Мысли в голову приходили разные. И хотя Дима многого еще не понимал, все же был уверен, что человек относится слишком жестоко и несправедливо к окружающему его миру. Глядя на речку, тихо бегущую внизу, на деревья, растущие вдоль берега, слушая пение птиц и кваканье лягушек, он осознавал, что все это живое, все это рождается и умирает так же, как и люди. И что все это надо беречь и относиться как к равному себе. Тяжело вздохнув, Дима опять вспомнил про муравейник и, в очередной раз выругав себя, дал слово никогда больше ничего не разрушать.
Стоявшую тишину нарушил раздавшийся внизу всплеск, и кто-то тихо позвал:
Дима посмотрел в сторону реки, откуда прозвучал голос, и увидел щучью голову, торчащую на поверхности.
— Мальчик, это я говорю!
От неожиданности Дима открыл рот, а его глаза округлились.
Щука сделала круг и, подплыв ближе к берегу, заговорила вновь:
— Не узнаешь? Недавно ты спас меня, и я хочу тебя отблагодарить. Проси что хочешь. Я могу исполнить три твоих желания.
Придя в себя, Дима выдавил:
— Ты что, волшебная?..
— Да! Читал сказку про Емелю? Так вот, я дальняя родственница той щуки.
Перестав удивляться, Дима спросил:
— И что, я могу попросить все, что захочу, и ты это сделаешь?
Не раздумывая, Дима сказал:
— Тогда сделай так, чтобы муравейник, который мы разрушили с Витей, был снова целым!
Щука нырнула и снова вынырнула.
— Твое первое желание исполнено. Загадывай второе.
Дима поднялся и крепко задумался, но ничего в голову не приходило. Тогда он вспомнил про гречневую кашу и, обрадовавшись, сказал:
— Хочу, чтобы я никогда в жизни никому не причинял зла. Даже когда ем или, гуляя, просто иду по траве.

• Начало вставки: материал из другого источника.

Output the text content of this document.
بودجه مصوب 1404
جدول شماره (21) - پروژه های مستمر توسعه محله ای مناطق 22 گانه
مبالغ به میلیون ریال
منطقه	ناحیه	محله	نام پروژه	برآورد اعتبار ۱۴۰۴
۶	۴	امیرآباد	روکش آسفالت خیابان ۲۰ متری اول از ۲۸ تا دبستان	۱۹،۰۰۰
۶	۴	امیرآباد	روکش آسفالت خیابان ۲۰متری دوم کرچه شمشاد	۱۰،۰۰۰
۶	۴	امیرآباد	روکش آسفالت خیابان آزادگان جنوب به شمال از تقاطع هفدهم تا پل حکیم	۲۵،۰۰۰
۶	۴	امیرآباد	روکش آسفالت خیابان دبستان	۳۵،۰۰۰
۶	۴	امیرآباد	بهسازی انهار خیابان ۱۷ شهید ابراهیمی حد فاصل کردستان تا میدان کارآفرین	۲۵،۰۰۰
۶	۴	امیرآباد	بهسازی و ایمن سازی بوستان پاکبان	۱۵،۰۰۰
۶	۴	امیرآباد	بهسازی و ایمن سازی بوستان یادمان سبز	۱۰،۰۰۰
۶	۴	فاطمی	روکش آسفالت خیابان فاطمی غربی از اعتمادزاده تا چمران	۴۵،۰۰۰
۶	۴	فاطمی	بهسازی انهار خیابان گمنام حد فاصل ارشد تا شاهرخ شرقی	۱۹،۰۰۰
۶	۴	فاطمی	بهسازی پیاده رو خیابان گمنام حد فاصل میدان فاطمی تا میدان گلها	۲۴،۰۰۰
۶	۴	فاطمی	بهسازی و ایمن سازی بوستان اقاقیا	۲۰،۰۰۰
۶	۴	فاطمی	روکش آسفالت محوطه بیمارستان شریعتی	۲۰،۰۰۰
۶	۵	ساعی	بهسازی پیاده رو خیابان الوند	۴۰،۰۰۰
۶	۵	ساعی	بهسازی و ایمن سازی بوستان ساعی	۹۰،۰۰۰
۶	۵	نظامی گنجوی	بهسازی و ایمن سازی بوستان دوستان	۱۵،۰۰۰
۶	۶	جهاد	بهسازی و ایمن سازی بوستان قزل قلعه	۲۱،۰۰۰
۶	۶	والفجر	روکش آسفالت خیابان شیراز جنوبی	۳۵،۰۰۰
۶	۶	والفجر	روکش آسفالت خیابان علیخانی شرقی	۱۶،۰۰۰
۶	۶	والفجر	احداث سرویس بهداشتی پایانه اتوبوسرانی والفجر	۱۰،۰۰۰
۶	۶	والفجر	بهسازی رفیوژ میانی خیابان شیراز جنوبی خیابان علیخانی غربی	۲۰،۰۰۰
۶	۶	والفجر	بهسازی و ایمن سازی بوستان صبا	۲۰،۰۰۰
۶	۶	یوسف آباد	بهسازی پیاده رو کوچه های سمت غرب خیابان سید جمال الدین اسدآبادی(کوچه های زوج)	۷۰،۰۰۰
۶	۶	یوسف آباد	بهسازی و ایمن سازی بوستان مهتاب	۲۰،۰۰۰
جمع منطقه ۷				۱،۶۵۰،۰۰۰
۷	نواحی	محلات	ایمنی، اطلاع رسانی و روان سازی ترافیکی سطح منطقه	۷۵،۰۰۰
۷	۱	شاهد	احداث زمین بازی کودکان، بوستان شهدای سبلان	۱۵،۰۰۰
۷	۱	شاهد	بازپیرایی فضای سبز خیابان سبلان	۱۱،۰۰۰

Щука задумалась и сказала:
— Это желание я исполнить не смогу.
— Потому что так устроен наш мир. В нем кто-то всегда выживает за счет других. И этого не изменишь! Ты ведь ешь мясо, да и рыбу тоже. А ведь перед тем как попасть на стол, это были живые существа, такие же, как и ты. Но, если ты прекратишь кушать, ты умрешь. А насчет каши не переживай. Там никто не живет и никогда не жил! Можешь ее есть спокойно, — Щука подплыла еще ближе, — и когда бегаешь по траве, ни о чем не думай. Все равно ты случайно кого-нибудь да раздавишь, и предотвратить это никто не в силах. Так что подумай, что ты еще хочешь.
Щука сделала несколько кругов и, видя, что дело застопорилось, сказала:
— Долго я ждать не могу, у меня много других дел. Но ты не переживай, в нужный момент я появлюсь, и, надеюсь, что в следующий раз тебе будет что пожелать. До встречи! — Щука проплыла вдоль берега и, сверкнув плавниками, исчезла.
Когда Дима отодвинул куст, за которым находился разрушенный муравейник, его сердце радостно застучало: он увидел сотни муравьев, которые суетливо бегали взад-вперед по высокому холму с многочисленными дырами и проходами…
Мария Ивановна с садисткой улыбкой на лице медленно рвала обертку учебника по географии. Дима молча смотрел, как под разрушительными действиями толстых пальцев исчезают нарисованные им герои. Он понимал, что это просто мелкая и ничтожная месть. Учительница географии была матерью Вити, и, по всей видимости, он рассказал ей о драке на берегу реки. Изорвав в мелкие клочья бумагу, Мария Ивановна удовлетворенно сказала:
— Вот так! И чтобы я больше не видела никаких разрисованных обложек, — она презрительно посмотрела на Диму, — Хоменко, художник от слова худо. Запомни это!
Толстуха, как ее называли ученики, развернулась, и ее необъятный зад поплыл к классной доске.
От обиды и несправедливости на глаза Димы навернулись слезы, и, когда прозвенел звонок, он первым выскочил из класса и, выбежав из школы на задний двор, забился в темный угол возле сарая и, дав волю своим чувствам, горько расплакался.
Его всхлипы прервал насмешливый голос:
— Что, художник, ревешь? Сейчас заревешь еще больше!
Протерев кулаками глаза, Дима увидел перед собой расплывчатый силуэт своего бывшего друга, который, ухмыляясь, придвинулся к нему и с угрозой произнес:
— Я хочу с тобой поквитаться за тот вечер у реки, — и, не дожидаясь ответа, Витя, подняв кулак, сильно ударил Диму по носу. — Это тебе за мою разбитую губу! А это, — он больно лягнул Диму ногой по бедру, — за мою измазанную форму!